Category Archives: short_work

printable mini-books revisit eighteenth-century pamphleteers

London-based creative studio and social think-tank Proboscis has put impressive effort into thinking through the incarnations and reincarnations of written material between printed and digitized forms. Diffusion, one of Proboscis’ recent-ish ventures, is a technology that lays out short texts in a form that enables them to be printed off and turned, with a few cuts and folds, into easily-portable pamphlets.
For now, it’s still in beta, though I hear from Proboscis founder Giles Lane that they’re aiming to make this technology more widely available. Meanwhile, Proboscis is using Diffusion to produce Short Work, a series of downloadable public-domain texts selected and introduced by guests. Works so far include three essays by Samuel Johnson, selected by technology critic and journalist Bill Thompson; Common Sense by Thomas Paine, selected by Worldchanging editor Alex Steffen; and Alexander Pope’s Essay on Criticism, selected by myself.

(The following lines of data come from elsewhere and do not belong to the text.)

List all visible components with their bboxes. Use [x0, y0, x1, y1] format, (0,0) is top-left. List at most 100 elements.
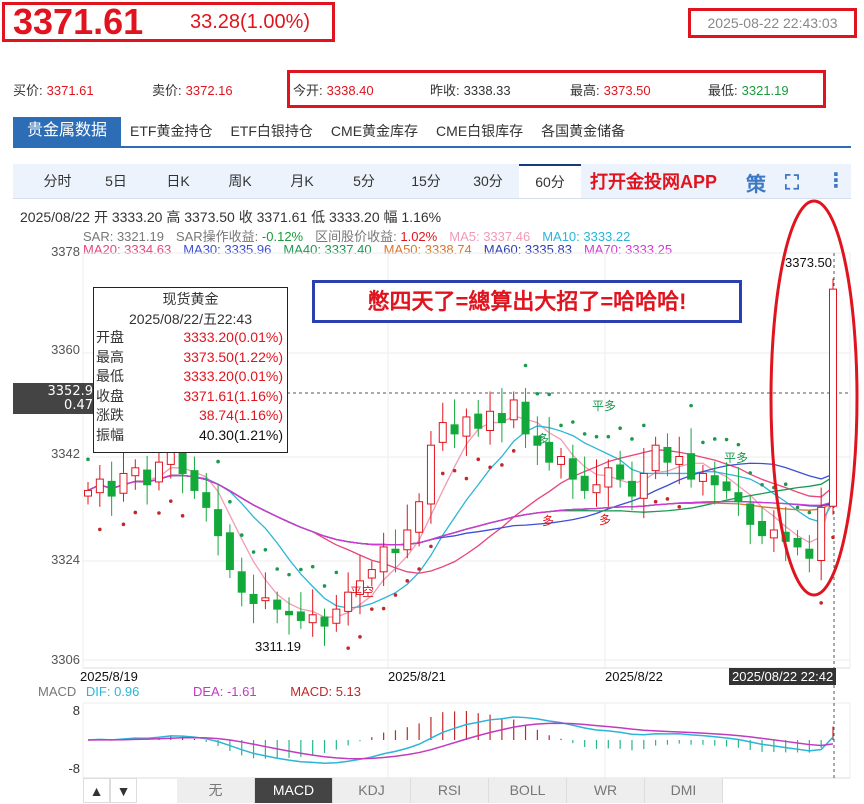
prev-value: 3338.33	[463, 83, 511, 98]
strategy-icon[interactable]: 策	[746, 172, 766, 196]
fullscreen-icon[interactable]: ⛶	[785, 170, 799, 194]
tab-15min[interactable]: 15分	[411, 173, 441, 189]
candle-tooltip: 现货黄金 2025/08/22/五22:43 开盘 3333.20(0.01%) …	[93, 287, 288, 453]
candle-body	[202, 492, 211, 508]
candle-body	[793, 537, 802, 548]
candle-body	[261, 597, 270, 602]
candle-body	[533, 435, 542, 446]
sar-dot	[180, 514, 185, 518]
tab-5day[interactable]: 5日	[105, 173, 127, 189]
indicator-item: MA10: 3333.22	[542, 229, 631, 244]
candle-body	[438, 422, 447, 443]
tooltip-value: 3373.50(1.22%)	[183, 348, 283, 365]
tooltip-row: 开盘 3333.20(0.01%)	[94, 328, 287, 348]
macd-legend: MACD DIF: 0.96 DEA: -1.61 MACD: 5.13	[38, 684, 373, 699]
x-label: 2025/8/19	[80, 669, 138, 684]
tab-monthly[interactable]: 月K	[290, 173, 314, 189]
bid-value: 3371.61	[46, 83, 94, 98]
sar-dot	[370, 607, 374, 611]
arrow-down-button[interactable]: ▼	[110, 778, 137, 803]
indicator-wr[interactable]: WR	[567, 778, 645, 803]
indicator-none[interactable]: 无	[177, 778, 255, 803]
sar-dot	[677, 505, 682, 509]
tab-daily[interactable]: 日K	[166, 173, 190, 189]
candle-body	[829, 288, 837, 507]
candle-body	[545, 441, 554, 463]
tab-etf-gold[interactable]: ETF黄金持仓	[130, 123, 213, 139]
indicator-value: 1.02%	[400, 229, 438, 244]
sar-dot	[488, 465, 492, 470]
candle-body	[84, 489, 92, 497]
crosshair-price-label: 3352.9 0.47	[13, 383, 95, 414]
tab-weekly[interactable]: 周K	[228, 173, 252, 189]
more-icon[interactable]: ⋮	[826, 168, 846, 192]
min-price-label: 3311.19	[255, 639, 301, 654]
candle-body	[687, 453, 696, 480]
candle-body	[698, 472, 707, 482]
ma20-line	[87, 449, 834, 574]
tooltip-row: 最低 3333.20(0.01%)	[94, 367, 287, 387]
tooltip-row: 振幅 40.30(1.21%)	[94, 426, 287, 446]
indicator-dmi[interactable]: DMI	[645, 778, 723, 803]
open-value: 3338.40	[326, 83, 374, 98]
tab-gold-reserves[interactable]: 各国黄金储备	[541, 123, 626, 139]
tab-precious-metals[interactable]: 贵金属数据	[13, 117, 122, 147]
sar-dot	[405, 579, 410, 583]
sar-dot	[358, 635, 362, 639]
indicator-row-1: SAR: 3321.19 SAR操作收益: -0.12% 区间股价收益: 1.02%…	[83, 226, 642, 245]
candle-body	[119, 472, 128, 494]
bid-label: 买价:	[13, 83, 43, 98]
tab-5min[interactable]: 5分	[353, 173, 375, 189]
sar-dot	[346, 646, 350, 650]
candle-body	[249, 593, 258, 604]
open-app-link[interactable]: 打开金投网APP	[590, 172, 718, 192]
tab-cme-gold[interactable]: CME黄金库存	[330, 123, 419, 139]
y-tick: 3342	[51, 446, 80, 461]
tab-etf-silver[interactable]: ETF白银持仓	[230, 123, 313, 139]
candle-body	[450, 424, 459, 435]
sar-dot	[216, 459, 220, 464]
candle-body	[758, 521, 767, 537]
tooltip-label: 最低	[96, 368, 124, 384]
tab-30min[interactable]: 30分	[473, 173, 503, 189]
candle-body	[237, 571, 246, 593]
low: 最低: 3321.19	[708, 80, 789, 99]
candle-body	[154, 461, 163, 483]
candle-body	[131, 467, 140, 477]
sar-dot	[559, 423, 563, 428]
indicator-kdj[interactable]: KDJ	[333, 778, 411, 803]
indicator-rsi[interactable]: RSI	[411, 778, 489, 803]
arrow-up-button[interactable]: ▲	[83, 778, 110, 803]
indicator-macd[interactable]: MACD	[255, 778, 333, 803]
sar-dot	[275, 567, 280, 571]
candle-body	[580, 475, 589, 491]
candle-body	[225, 532, 234, 571]
trade-signal: 平多	[724, 451, 748, 465]
indicator-boll[interactable]: BOLL	[489, 778, 567, 803]
candle-body	[734, 492, 743, 503]
candle-body	[663, 446, 672, 463]
sar-dot	[464, 476, 469, 481]
y-tick: 3378	[51, 244, 80, 259]
sar-dot	[819, 601, 823, 605]
low-value: 3321.19	[741, 83, 789, 98]
candle-body	[746, 503, 755, 525]
trade-signal: 多	[537, 432, 549, 446]
candle-body	[651, 444, 660, 472]
tooltip-label: 最高	[96, 348, 124, 365]
sar-dot	[724, 437, 729, 442]
candle-body	[426, 444, 435, 505]
sar-dot	[641, 423, 646, 428]
candle-body	[557, 456, 566, 465]
candle-body	[379, 546, 388, 573]
sar-dot	[121, 522, 126, 527]
tab-60min[interactable]: 60分	[519, 164, 581, 198]
tab-intraday[interactable]: 分时	[43, 173, 72, 189]
tab-cme-silver[interactable]: CME白银库存	[436, 123, 524, 139]
candle-body	[805, 548, 814, 559]
sar-dot	[547, 392, 551, 397]
sar-dot	[689, 403, 693, 408]
divider	[13, 146, 851, 148]
sar-dot	[86, 457, 90, 462]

Though the Short Work pieces are not exclusively from the same period, it’s interesting to note that all these guest selections date from the eighteenth century. It can’t be simply that these texts are most likely to be a) short, and b) in the public domain (though this no doubt has something to do with it). But the eighteenth century saw an explosion in printing, outdone only by the new textual explosion of the Web, and the political, intellectual and critical voices that emerged from that Babel of print raise many questions about the ongoing evolution of our current digital discourse.